Audrey McFarlane, executive director of the Canada Fetal Alcohol Spectrum Disorder Research Network, says Yukon is one of the leaders in Canada on FASD programs and services. (Dave Croft/CBC)

McFarlane said some Canadian jurisdictions are just at the point now where Yukon was 20 years ago in terms of awareness of FASD.

Still, Bradley said there is much to be done in Yukon. She said there needs to be more supporting-living housing units.

She also hopes a mentoring system can be put in place for those who regularly encounter people with FASD. She said people working in areas like social services and policing may be aware of FASD, but not know how to convert that knowledge into action.
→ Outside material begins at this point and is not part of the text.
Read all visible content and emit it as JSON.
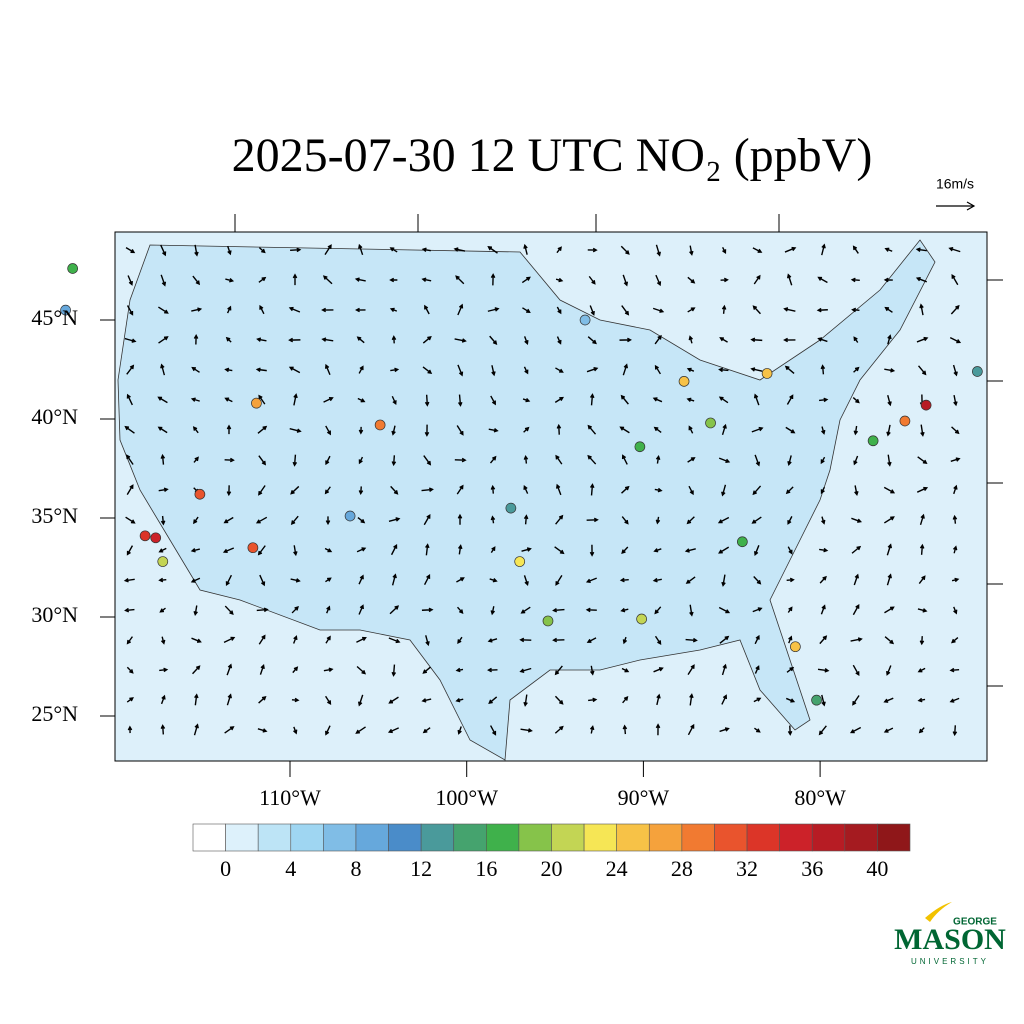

Simon Laplante from Winnipeg adopted a child at birth who wasn't diagnosed with FASD until she was 16 when she got into trouble with the law.

The support she's received since then have made a difference, said Laplante.

"She's cleaned up her life, she's on the right path," he said.

Dorothy Reid and Simon Laplante are two of the parents of adult FASD children in Whitehorse for the meeting. (Dave Croft/CBC)

 A teacher and school administrator, Laplante said he has also become much better in his job because of what he has learned about FASD.

Similarly, Reid,  a former mental health worker in the corrections system, said it became obvious to her that there are a massive number of inmates in prisons with undiagnosed FASD.

"In some ways it was good because I had the personal experience that could help me in terms of developing the programs for men with FASD," she said.

"On the other hand it was hard because sometimes you sort of see the same kinds of things in the offenders that I would see in my kids and it got a little scary at times," said Reid.